Abunuasi wrote:@guru267
safcm profits will go down. No debate about that. Biggest qn is what will happen to Pain which has no other source of revenue????
Safcm got over 3B last financial yr from sale of laptops/phones only. How much did pain make from the same?
Mwenye nguvu mpishe!! Babu alinifunza
Fully agree with you, but in any case, subscribers win!
Subscribers are laughing all the way. That aside, in a few months (weeks?), when making a call or sending SMS, it will not matter, price-wise, which network one is on. The difference may be in terms of cents. The bigger picture is even more important. Faced with declining voice and SMS revenues, all the players will have to give us quality product portfolios, assured network quality (dropped calls will not do, we can afford to switch and hey, its not enough to claim "Strongest Network" - Prove it!).

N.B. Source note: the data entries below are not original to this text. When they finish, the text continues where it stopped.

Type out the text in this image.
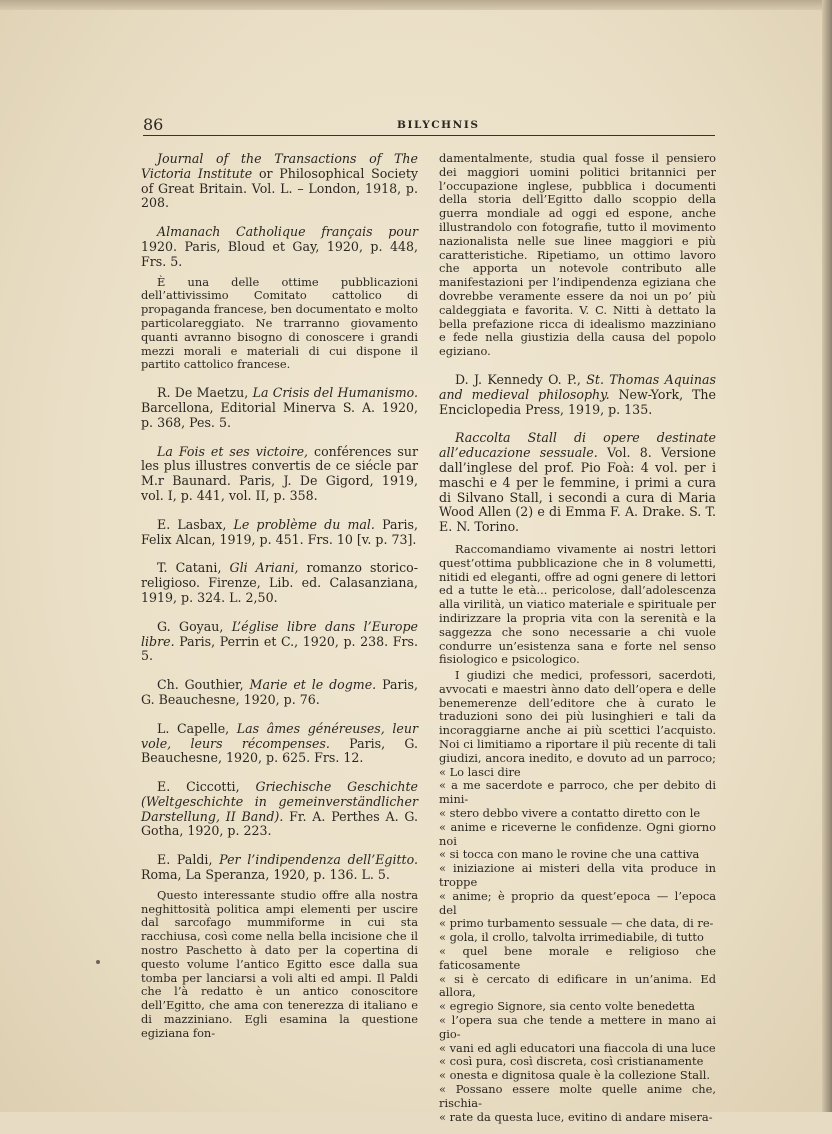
86	BILYCHNIS

Journal of the Transactions of The Victoria Institute or Philosophical Society of Great Britain. Vol. L. – London, 1918, p. 208.

Almanach Catholique français pour 1920. Paris, Bloud et Gay, 1920, p. 448, Frs. 5.

È una delle ottime pubblicazioni dell’attivissimo Comitato cattolico di propaganda francese, ben documentato e molto particolareggiato. Ne trarranno giovamento quanti avranno bisogno di conoscere i grandi mezzi morali e materiali di cui dispone il partito cattolico francese.

R. De Maetzu, La Crisis del Humanismo. Barcellona, Editorial Minerva S. A. 1920, p. 368, Pes. 5.

La Fois et ses victoire, conférences sur les plus illustres convertis de ce siécle par M.r Baunard. Paris, J. De Gigord, 1919, vol. I, p. 441, vol. II, p. 358.

E. Lasbax, Le problème du mal. Paris, Felix Alcan, 1919, p. 451. Frs. 10 [v. p. 73].

T. Catani, Gli Ariani, romanzo storico-religioso. Firenze, Lib. ed. Calasanziana, 1919, p. 324. L. 2,50.

G. Goyau, L’église libre dans l’Europe libre. Paris, Perrin et C., 1920, p. 238. Frs. 5.

Ch. Gouthier, Marie et le dogme. Paris, G. Beauchesne, 1920, p. 76.

L. Capelle, Las âmes généreuses, leur vole, leurs récompenses. Paris, G. Beauchesne, 1920, p. 625. Frs. 12.

E. Ciccotti, Griechische Geschichte (Weltgeschichte in gemeinverständlicher Darstellung, II Band). Fr. A. Perthes A. G. Gotha, 1920, p. 223.

E. Paldi, Per l’indipendenza dell’Egitto. Roma, La Speranza, 1920, p. 136. L. 5.

Questo interessante studio offre alla nostra neghittosità politica ampi elementi per uscire dal sarcofago mummiforme in cui sta racchiusa, così come nella bella incisione che il nostro Paschetto à dato per la copertina di questo volume l’antico Egitto esce dalla sua tomba per lanciarsi a voli alti ed ampi. Il Paldi che l’à redatto è un antico conoscitore dell’Egitto, che ama con tenerezza di italiano e di mazziniano. Egli esamina la questione egiziana fon-

damentalmente, studia qual fosse il pensiero dei maggiori uomini politici britannici per l’occupazione inglese, pubblica i documenti della storia dell’Egitto dallo scoppio della guerra mondiale ad oggi ed espone, anche illustrandolo con fotografie, tutto il movimento nazionalista nelle sue linee maggiori e più caratteristiche. Ripetiamo, un ottimo lavoro che apporta un notevole contributo alle manifestazioni per l’indipendenza egiziana che dovrebbe veramente essere da noi un po’ più caldeggiata e favorita. V. C. Nitti à dettato la bella prefazione ricca di idealismo mazziniano e fede nella giustizia della causa del popolo egiziano.

D. J. Kennedy O. P., St. Thomas Aquinas and medieval philosophy. New-York, The Enciclopedia Press, 1919, p. 135.

Raccolta Stall di opere destinate all’educazione sessuale. Vol. 8. Versione dall’inglese del prof. Pio Foà: 4 vol. per i maschi e 4 per le femmine, i primi a cura di Silvano Stall, i secondi a cura di Maria Wood Allen (2) e di Emma F. A. Drake. S. T. E. N. Torino.

Raccomandiamo vivamente ai nostri lettori quest’ottima pubblicazione che in 8 volumetti, nitidi ed eleganti, offre ad ogni genere di lettori ed a tutte le età... pericolose, dall’adolescenza alla virilità, un viatico materiale e spirituale per indirizzare la propria vita con la serenità e la saggezza che sono necessarie a chi vuole condurre un’esistenza sana e forte nel senso fisiologico e psicologico.

I giudizi che medici, professori, sacerdoti, avvocati e maestri ànno dato dell’opera e delle benemerenze dell’editore che à curato le traduzioni sono dei più lusinghieri e tali da incoraggiarne anche ai più scettici l’acquisto. Noi ci limitiamo a riportare il più recente di tali giudizi, ancora inedito, e dovuto ad un parroco; « Lo lasci dire

« a me sacerdote e parroco, che per debito di mini-
« stero debbo vivere a contatto diretto con le
« anime e riceverne le confidenze. Ogni giorno noi
« si tocca con mano le rovine che una cattiva
« iniziazione ai misteri della vita produce in troppe
« anime; è proprio da quest’epoca — l’epoca del
« primo turbamento sessuale — che data, di re-
« gola, il crollo, talvolta irrimediabile, di tutto
« quel bene morale e religioso che faticosamente
« si è cercato di edificare in un’anima. Ed allora,
« egregio Signore, sia cento volte benedetta
« l’opera sua che tende a mettere in mano ai gio-
« vani ed agli educatori una fiaccola di una luce
« così pura, così discreta, così cristianamente
« onesta e dignitosa quale è la collezione Stall.
« Possano essere molte quelle anime che, rischia-
« rate da questa luce, evitino di andare misera-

We will have to be accorded good customer care (waiting on the IVR queue for 10 minutes listening to stories from some women with exotic accents is a no-no) and generally we expect(nay, we demand) to be treat like humans.
Customer is King.
They have to get out there and look for practical every-day solutions which can be tailored to the Kenyan mobile market. It is survival of the fittest, in this case, the most innovative. I expect a flurry of services mostly data-based. Corporate communication WANs will need to evolve faster.IT managers who are usually attended to by some dim-wit in the name of Corporate Support now wield power. For the first time, we really are spoilt for choice.

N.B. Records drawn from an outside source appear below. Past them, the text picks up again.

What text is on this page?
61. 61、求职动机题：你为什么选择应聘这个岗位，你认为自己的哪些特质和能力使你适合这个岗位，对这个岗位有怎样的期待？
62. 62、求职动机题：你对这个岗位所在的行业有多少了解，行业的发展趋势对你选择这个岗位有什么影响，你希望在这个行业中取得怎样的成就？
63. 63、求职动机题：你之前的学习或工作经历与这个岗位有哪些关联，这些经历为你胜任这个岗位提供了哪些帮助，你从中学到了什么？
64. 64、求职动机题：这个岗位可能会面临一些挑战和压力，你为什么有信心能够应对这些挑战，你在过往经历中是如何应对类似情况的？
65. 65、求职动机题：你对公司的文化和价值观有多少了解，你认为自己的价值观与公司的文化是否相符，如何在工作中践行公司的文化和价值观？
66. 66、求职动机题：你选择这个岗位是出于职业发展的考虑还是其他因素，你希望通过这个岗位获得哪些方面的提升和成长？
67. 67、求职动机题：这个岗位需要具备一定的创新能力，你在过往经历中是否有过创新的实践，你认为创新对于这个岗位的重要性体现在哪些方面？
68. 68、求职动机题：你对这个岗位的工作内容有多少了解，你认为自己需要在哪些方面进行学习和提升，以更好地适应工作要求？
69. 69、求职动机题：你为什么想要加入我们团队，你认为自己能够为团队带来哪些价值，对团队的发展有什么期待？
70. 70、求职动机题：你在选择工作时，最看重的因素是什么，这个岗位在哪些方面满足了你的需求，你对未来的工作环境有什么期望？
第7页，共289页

On another front, local content and mobile apps developers may soon become premium talent. For a long time, the techies have been ignored or treated shabbily in deed. They are talented, have great ideas that can change the social and economic outlook of the masses, yet the mobile operators do not see the need to engage them. Case in point, how many telcos have seen the value in providing open APIs? I have heard all manner of excuses about security and privacy of networks but surely, there are technical controls for that kind of threats. How come Vodafone, BT and Orange run open APIs for "Betavine", "Ribbit" and "Partner" platforms respectively? Even GSM Association is aggresively pushing the OneAPI project....The feeble attempts to engage developers will now have to change. How long does it take Safaricom or Zain to respond to a business proposal? When they do, it is probably a half-hearted acknowledgement and if the proposal goes through, the revenue share is tilted in their favor. Business partnerships will be key.
So, beyond the much publicised price wars and past the noise and media antics, I hope mobile operators realize that the journey has just commenced. I wonder who will fall by the way-side, but I know somebody will.